To quantify the physiological responses, time–motion characteristics, and reproducibility of various speed-endurance-production (SEP) and speed-endurance-maintenance (SEM) drills.

Methods:

Sixteen elite male youth soccer players completed 4 drills: SEP 1 v 1 small-sided game (SSG), SEP running drill, SEM 2 v 2 SSG, and SEM running drill. Heart-rate response, blood lactate concentration, subjective rating of perceived exertion (RPE), and time–motion characteristics were recorded for each drill.

Results:

The SEP and SEM running drills elicited greater (P < .05) heart-rate responses, blood lactate concentrations, and RPE than the respective SSGs (ES 1.1–1.4 and 1.0–3.2). Players covered less (P < .01) total distance and high-intensity distance in the SEP and SEM SSGs than in the respective running drills (ES 6.0–22.1 and 3.0–18.4).

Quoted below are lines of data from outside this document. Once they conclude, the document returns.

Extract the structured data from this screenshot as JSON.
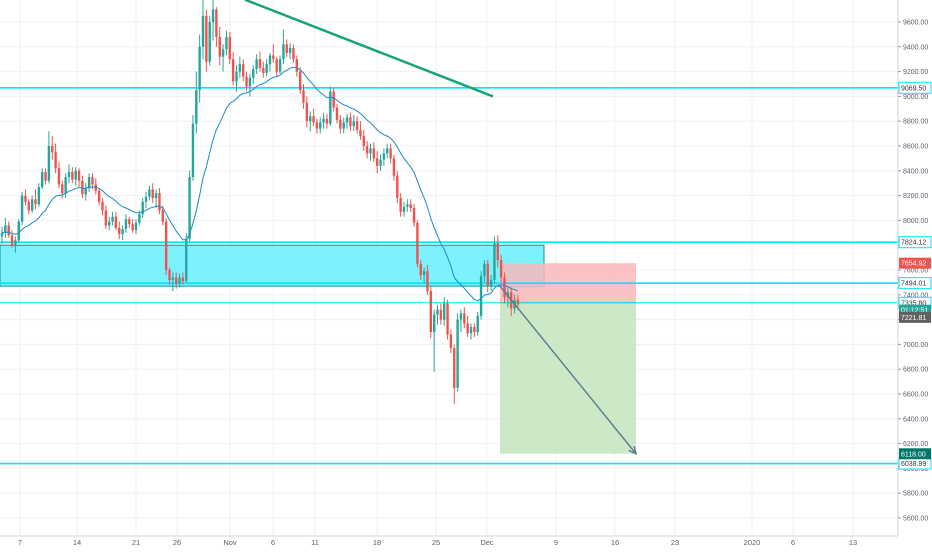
{
  "chart_data": {
    "type": "candlestick",
    "ylim": [
      5550,
      9780
    ],
    "y_ticks": [
      {
        "value": 5600,
        "label": "5600.00"
      },
      {
        "value": 5800,
        "label": "5800.00"
      },
      {
        "value": 6000,
        "label": "6000.00"
      },
      {
        "value": 6200,
        "label": "6200.00"
      },
      {
        "value": 6400,
        "label": "6400.00"
      },
      {
        "value": 6600,
        "label": "6600.00"
      },
      {
        "value": 6800,
        "label": "6800.00"
      },
      {
        "value": 7000,
        "label": "7000.00"
      },
      {
        "value": 7200,
        "label": "7200.00"
      },
      {
        "value": 7400,
        "label": "7400.00"
      },
      {
        "value": 7600,
        "label": "7600.00"
      },
      {
        "value": 7800,
        "label": "7800.00"
      },
      {
        "value": 8000,
        "label": "8000.00"
      },
      {
        "value": 8200,
        "label": "8200.00"
      },
      {
        "value": 8400,
        "label": "8400.00"
      },
      {
        "value": 8600,
        "label": "8600.00"
      },
      {
        "value": 8800,
        "label": "8800.00"
      },
      {
        "value": 9000,
        "label": "9000.00"
      },
      {
        "value": 9200,
        "label": "9200.00"
      },
      {
        "value": 9400,
        "label": "9400.00"
      },
      {
        "value": 9600,
        "label": "9600.00"
      }
    ],
    "x_ticks": [
      {
        "label": "7",
        "x": 20
      },
      {
        "label": "14",
        "x": 77
      },
      {
        "label": "21",
        "x": 136
      },
      {
        "label": "26",
        "x": 177
      },
      {
        "label": "Nov",
        "x": 230
      },
      {
        "label": "6",
        "x": 273
      },
      {
        "label": "11",
        "x": 315
      },
      {
        "label": "18",
        "x": 377
      },
      {
        "label": "25",
        "x": 436
      },
      {
        "label": "Dec",
        "x": 487
      },
      {
        "label": "9",
        "x": 556
      },
      {
        "label": "16",
        "x": 615
      },
      {
        "label": "23",
        "x": 675
      },
      {
        "label": "2020",
        "x": 752
      },
      {
        "label": "6",
        "x": 793
      },
      {
        "label": "13",
        "x": 853
      }
    ],
    "candles": [
      [
        7870,
        7950,
        7810,
        7900
      ],
      [
        7900,
        8020,
        7860,
        7960
      ],
      [
        7960,
        7990,
        7860,
        7880
      ],
      [
        7880,
        7920,
        7780,
        7800
      ],
      [
        7800,
        7870,
        7740,
        7840
      ],
      [
        7840,
        8010,
        7820,
        7990
      ],
      [
        7990,
        8230,
        7960,
        8200
      ],
      [
        8200,
        8250,
        8120,
        8150
      ],
      [
        8150,
        8170,
        8050,
        8080
      ],
      [
        8080,
        8200,
        8060,
        8170
      ],
      [
        8170,
        8250,
        8090,
        8130
      ],
      [
        8130,
        8300,
        8110,
        8270
      ],
      [
        8270,
        8420,
        8250,
        8390
      ],
      [
        8390,
        8420,
        8290,
        8320
      ],
      [
        8320,
        8720,
        8300,
        8600
      ],
      [
        8600,
        8680,
        8490,
        8550
      ],
      [
        8550,
        8620,
        8380,
        8420
      ],
      [
        8420,
        8470,
        8260,
        8290
      ],
      [
        8290,
        8320,
        8180,
        8220
      ],
      [
        8220,
        8380,
        8180,
        8350
      ],
      [
        8350,
        8450,
        8300,
        8390
      ],
      [
        8390,
        8430,
        8300,
        8330
      ],
      [
        8330,
        8430,
        8280,
        8400
      ],
      [
        8400,
        8420,
        8270,
        8320
      ],
      [
        8320,
        8360,
        8180,
        8210
      ],
      [
        8210,
        8300,
        8160,
        8260
      ],
      [
        8260,
        8380,
        8230,
        8350
      ],
      [
        8350,
        8380,
        8250,
        8290
      ],
      [
        8290,
        8340,
        8210,
        8240
      ],
      [
        8240,
        8260,
        8120,
        8150
      ],
      [
        8150,
        8180,
        8040,
        8080
      ],
      [
        8080,
        8120,
        7930,
        7960
      ],
      [
        7960,
        8030,
        7920,
        7990
      ],
      [
        7990,
        8070,
        7960,
        8030
      ],
      [
        8030,
        8070,
        7920,
        7940
      ],
      [
        7940,
        7990,
        7850,
        7890
      ],
      [
        7890,
        7960,
        7840,
        7930
      ],
      [
        7930,
        8050,
        7900,
        8010
      ],
      [
        8010,
        8030,
        7940,
        7970
      ],
      [
        7970,
        8010,
        7900,
        7920
      ],
      [
        7920,
        8010,
        7890,
        7980
      ],
      [
        7980,
        8080,
        7960,
        8050
      ],
      [
        8050,
        8180,
        8020,
        8150
      ],
      [
        8150,
        8230,
        8100,
        8190
      ],
      [
        8190,
        8280,
        8160,
        8250
      ],
      [
        8250,
        8300,
        8140,
        8180
      ],
      [
        8180,
        8250,
        8100,
        8220
      ],
      [
        8220,
        8260,
        8050,
        8080
      ],
      [
        8080,
        8120,
        7960,
        7990
      ],
      [
        7990,
        8020,
        7560,
        7600
      ],
      [
        7600,
        7620,
        7480,
        7520
      ],
      [
        7520,
        7580,
        7430,
        7540
      ],
      [
        7540,
        7580,
        7450,
        7490
      ],
      [
        7490,
        7570,
        7460,
        7540
      ],
      [
        7540,
        7580,
        7480,
        7510
      ],
      [
        7510,
        7900,
        7500,
        7850
      ],
      [
        7850,
        8400,
        7830,
        8350
      ],
      [
        8350,
        8850,
        8320,
        8780
      ],
      [
        8780,
        9200,
        8700,
        9050
      ],
      [
        9050,
        9500,
        8950,
        9400
      ],
      [
        9400,
        9800,
        9300,
        9650
      ],
      [
        9650,
        9700,
        9200,
        9280
      ],
      [
        9280,
        9650,
        9250,
        9600
      ],
      [
        9600,
        9780,
        9450,
        9700
      ],
      [
        9700,
        9720,
        9400,
        9480
      ],
      [
        9480,
        9560,
        9250,
        9320
      ],
      [
        9320,
        9420,
        9200,
        9380
      ],
      [
        9380,
        9530,
        9330,
        9480
      ],
      [
        9480,
        9520,
        9260,
        9300
      ],
      [
        9300,
        9360,
        9090,
        9120
      ],
      [
        9120,
        9250,
        9040,
        9200
      ],
      [
        9200,
        9320,
        9150,
        9260
      ],
      [
        9260,
        9300,
        9120,
        9160
      ],
      [
        9160,
        9200,
        9040,
        9080
      ],
      [
        9080,
        9180,
        9000,
        9150
      ],
      [
        9150,
        9250,
        9100,
        9220
      ],
      [
        9220,
        9340,
        9180,
        9300
      ],
      [
        9300,
        9360,
        9200,
        9230
      ],
      [
        9230,
        9280,
        9150,
        9190
      ],
      [
        9190,
        9300,
        9160,
        9260
      ],
      [
        9260,
        9350,
        9200,
        9330
      ],
      [
        9330,
        9420,
        9270,
        9300
      ],
      [
        9300,
        9320,
        9160,
        9200
      ],
      [
        9200,
        9330,
        9180,
        9300
      ],
      [
        9300,
        9540,
        9260,
        9420
      ],
      [
        9420,
        9460,
        9320,
        9350
      ],
      [
        9350,
        9430,
        9300,
        9390
      ],
      [
        9390,
        9420,
        9270,
        9300
      ],
      [
        9300,
        9330,
        9160,
        9200
      ],
      [
        9200,
        9240,
        9020,
        9050
      ],
      [
        9050,
        9100,
        8900,
        8950
      ],
      [
        8950,
        9000,
        8750,
        8800
      ],
      [
        8800,
        8880,
        8720,
        8840
      ],
      [
        8840,
        8900,
        8760,
        8790
      ],
      [
        8790,
        8820,
        8700,
        8740
      ],
      [
        8740,
        8830,
        8700,
        8790
      ],
      [
        8790,
        8870,
        8740,
        8820
      ],
      [
        8820,
        8860,
        8740,
        8780
      ],
      [
        8780,
        9080,
        8760,
        9040
      ],
      [
        9040,
        9070,
        8880,
        8910
      ],
      [
        8910,
        8940,
        8780,
        8810
      ],
      [
        8810,
        8850,
        8700,
        8740
      ],
      [
        8740,
        8830,
        8700,
        8790
      ],
      [
        8790,
        8860,
        8740,
        8830
      ],
      [
        8830,
        8870,
        8720,
        8760
      ],
      [
        8760,
        8850,
        8720,
        8800
      ],
      [
        8800,
        8840,
        8700,
        8730
      ],
      [
        8730,
        8800,
        8650,
        8680
      ],
      [
        8680,
        8730,
        8560,
        8600
      ],
      [
        8600,
        8640,
        8500,
        8540
      ],
      [
        8540,
        8620,
        8480,
        8580
      ],
      [
        8580,
        8630,
        8470,
        8500
      ],
      [
        8500,
        8560,
        8380,
        8440
      ],
      [
        8440,
        8530,
        8400,
        8490
      ],
      [
        8490,
        8580,
        8440,
        8540
      ],
      [
        8540,
        8620,
        8500,
        8580
      ],
      [
        8580,
        8620,
        8460,
        8500
      ],
      [
        8500,
        8530,
        8320,
        8360
      ],
      [
        8360,
        8400,
        8140,
        8180
      ],
      [
        8180,
        8220,
        8030,
        8070
      ],
      [
        8070,
        8150,
        8030,
        8110
      ],
      [
        8110,
        8170,
        8070,
        8130
      ],
      [
        8130,
        8170,
        8070,
        8100
      ],
      [
        8100,
        8130,
        7950,
        7980
      ],
      [
        7980,
        8000,
        7620,
        7650
      ],
      [
        7650,
        7680,
        7520,
        7560
      ],
      [
        7560,
        7620,
        7500,
        7590
      ],
      [
        7590,
        7640,
        7400,
        7430
      ],
      [
        7430,
        7470,
        7050,
        7100
      ],
      [
        7100,
        7280,
        6780,
        7240
      ],
      [
        7240,
        7320,
        7160,
        7280
      ],
      [
        7280,
        7330,
        7160,
        7200
      ],
      [
        7200,
        7380,
        7150,
        7330
      ],
      [
        7330,
        7360,
        7040,
        7080
      ],
      [
        7080,
        7120,
        6930,
        6970
      ],
      [
        6970,
        7000,
        6520,
        6650
      ],
      [
        6650,
        7250,
        6620,
        7200
      ],
      [
        7200,
        7280,
        7100,
        7250
      ],
      [
        7250,
        7300,
        7130,
        7170
      ],
      [
        7170,
        7230,
        7060,
        7090
      ],
      [
        7090,
        7170,
        7040,
        7140
      ],
      [
        7140,
        7170,
        7060,
        7100
      ],
      [
        7100,
        7260,
        7070,
        7230
      ],
      [
        7230,
        7590,
        7200,
        7550
      ],
      [
        7550,
        7680,
        7500,
        7650
      ],
      [
        7650,
        7680,
        7420,
        7470
      ],
      [
        7470,
        7560,
        7430,
        7520
      ],
      [
        7520,
        7870,
        7490,
        7820
      ],
      [
        7820,
        7880,
        7620,
        7680
      ],
      [
        7680,
        7720,
        7500,
        7540
      ],
      [
        7540,
        7580,
        7330,
        7380
      ],
      [
        7380,
        7460,
        7300,
        7420
      ],
      [
        7420,
        7460,
        7230,
        7290
      ],
      [
        7290,
        7400,
        7250,
        7360
      ],
      [
        7360,
        7400,
        7280,
        7322
      ]
    ],
    "horizontal_lines": [
      {
        "value": 9069.5,
        "label": "9069.50"
      },
      {
        "value": 7824.12,
        "label": "7824.12"
      },
      {
        "value": 7494.01,
        "label": "7494.01"
      },
      {
        "value": 7335.8,
        "label": "7335.80"
      },
      {
        "value": 6038.99,
        "label": "6038.99"
      }
    ],
    "zone": {
      "top": 7800,
      "bottom": 7470
    },
    "trendline": {
      "start": [
        245,
        9780
      ],
      "end": [
        493,
        9000
      ]
    },
    "position": {
      "entry": 7335.8,
      "stop": 7654.92,
      "target": 6118.0,
      "x_start": 500,
      "x_end": 636
    },
    "price_labels": [
      {
        "label": "7654.92",
        "value": 7654.92,
        "color": "#ef5350"
      },
      {
        "label": "01:12:51",
        "value": 7276,
        "color": "#26a69a"
      },
      {
        "label": "7221.81",
        "value": 7218,
        "color": "#616161"
      },
      {
        "label": "6118.00",
        "value": 6118.0,
        "color": "#00796b"
      }
    ],
    "colors": {
      "up": "#26a69a",
      "down": "#ef5350",
      "ma": "#1e88c8",
      "cyan": "#00e5ff",
      "zone_fill": "#66f0ff",
      "trend": "#17a37a",
      "risk": "#f8b8b8",
      "reward": "#c8e6c0",
      "arrow": "#5a7a90"
    }
  }
}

Greater distances (P < .01) were covered in high to maximum acceleration/deceleration bands during the SEP and SEM SSGs than the respective running drills (ES 2.6–4.6 and 2.3–4.8). The SEP SSG and generic running protocols produced greater (P < .05) blood lactate concentrations than the respective SEM protocols (ES 1.2–1.7). Small to moderate test–retest variability was observed for heart-rate response (CV 0.9–1.9%), RPE (CV 2.9–5.7%), and blood lactate concentration (CV 9.9–14.4%); moderate to large test–retest variability was observed for high-intensity-running parameters (CV > 11.3%) and the majority of accelerations/deceleration distances (CV > 9.8%) for each drill.

Conclusions:

The data demonstrate the potential to tax the anaerobic energy system to different extents using speed-endurance SSGs and that SSGs elicit greater acceleration/deceleration load than generic running drills.